Understanding Cancer Risk
Risk is the possibility that an event will occur. Risk is most frequently used to refer to a person’s likelihood of developing cancer while discussing the disease. The chance that cancer will return or recur is another word used.
Many people’s health is improved by researchers and medical professionals using cancer risk. Understanding the risks associated with smoking is one example of this. Smoking raises the likelihood of developing lung cancer, according to researchers. They used this information to start a global anti-smoking campaign to save lives.
Recognizing risk factors
Anything that makes someone more likely to develop cancer is a risk factor. However, most risk factors don’t lead to cancer. Even with several risk factors, some people never get cancer. And some do while having no known risk factors.
It’s tough to be aware of your risk factors and discuss them with your medical team. You’ll be able to choose healthier lifestyle options as a result. This information may also assist your doctor in determining whether you require genetic testing and counseling (see below).
Cancer risk factors in general include:
A history of cancer in one’s family or own
Alcoholic beverages Obesity Various viral diseases, including the human papillomavirus (HPV)
Exposure to radiation, such as solar UV radiation
Stopping dangerous habits will help you reduce some risk factors. These include drinking alcohol and tobacco, being overweight, and acquiring several sunburns. Other risk factors, such as aging, cannot be avoided. Find out more about the causes of specific cancers.
Cancer screening and risk factors
Your doctor can determine whether you might benefit: by knowing your cancer risk.
a cancer screening procedure, such as a colonoscopy or mammography, a screening test conducted earlier in life and more frequently than standard screening
Surgery or medicines to reduce your risk of cancer
For instance, compared to women without the same family history, women whose mothers had breast cancer are at least twice as likely to develop the disease. Some women have a strong family history of breast cancer or have genetic abnormalities linked to the disease. As a result of their extremely high chance of developing breast cancer, people might decide to have their breasts removed. This procedure seems to significantly reduce the risk of developing breast cancer by at least 95%. Additionally, these women might decide to take medication to reduce their risk of breast cancer.
Consider genetic testing if you have a solid family history of cancer. You can discuss receiving specific genetic tests with your doctor or a genetic counselor. Based on your family history and other risk factors, they can tell you how likely you will develop cancer.
The distinction between absolute and relative risk
According to medical professionals, a person’s risk can be compared to that of the general population or a specific group of persons using both absolute risk and relative risk.

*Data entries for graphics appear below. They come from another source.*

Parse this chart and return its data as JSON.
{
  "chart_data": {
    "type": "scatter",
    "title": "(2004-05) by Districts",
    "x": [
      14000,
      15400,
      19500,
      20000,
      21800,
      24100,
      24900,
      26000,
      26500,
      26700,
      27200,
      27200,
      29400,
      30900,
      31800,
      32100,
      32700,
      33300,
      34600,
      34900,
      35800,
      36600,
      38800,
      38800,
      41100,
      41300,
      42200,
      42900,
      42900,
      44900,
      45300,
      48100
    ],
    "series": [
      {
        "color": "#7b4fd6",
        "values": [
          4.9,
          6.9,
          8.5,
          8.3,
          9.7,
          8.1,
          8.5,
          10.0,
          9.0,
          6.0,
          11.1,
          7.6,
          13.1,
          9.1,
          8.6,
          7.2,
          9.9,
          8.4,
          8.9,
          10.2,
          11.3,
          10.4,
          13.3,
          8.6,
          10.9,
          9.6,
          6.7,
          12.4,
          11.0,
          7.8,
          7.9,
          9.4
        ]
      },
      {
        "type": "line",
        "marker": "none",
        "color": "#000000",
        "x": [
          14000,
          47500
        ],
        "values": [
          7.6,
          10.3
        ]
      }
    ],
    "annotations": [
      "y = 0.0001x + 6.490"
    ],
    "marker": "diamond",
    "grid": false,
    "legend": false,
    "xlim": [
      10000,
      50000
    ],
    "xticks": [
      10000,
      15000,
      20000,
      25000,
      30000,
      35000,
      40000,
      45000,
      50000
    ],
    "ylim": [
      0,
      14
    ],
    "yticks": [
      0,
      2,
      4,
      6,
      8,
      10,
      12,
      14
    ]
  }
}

The probability that a person would contract a disease during a specific period is known as absolute risk. This indicates the population’s overall risk for a particular disease.
Consider the statistic that “1 in 8 women (12.5%) will develop breast cancer in their lifetime.” This is how much risk there is for the entire population of women. It cannot determine the danger for a particular person or group. A group of older women may have a higher risk of breast cancer than a group of younger women, but the absolute risk cannot demonstrate this.
Comparing two groups of people’s relative disease risks is known as relative risk. It contrasts the risk of a disease in two groups, one of which has a particular risk factor.
Think about comparing the breast cancer risk between two groups of 100 women. However, a specific risk factor for breast cancer only applies to women in one group. This risk factor is not present in the other group of females. Researchers monitor the number of cancer cases in each group during a specific period. Researchers discover that two women with the same risk factor for cancer develop it. However, a single woman without this risk factor develops cancer. Therefore, the first group’s members are in twice the danger as the second group. This is a 100% rise in relative risk. However, there would be a 2% absolute danger or 2 out of 100.
Risk assessments can help patients decide more wisely about lifestyle modifications or cancer screening. The distinction between absolute and relative risk must also be understood. For instance, the relative risk in the previous illustration can appear high. It pinpointed a person’s relative risk of getting cancer by a factor of 100. But to gain a whole perspective, consider the absolute risk. In other words, 1 out of 100 as opposed to 2 out of 100. Make sure to identify the absolute risk if you want to apply the research you read about in the news to your situation. In most research papers, relative hazards are reported. This may give the risk a higher perceived level than it has.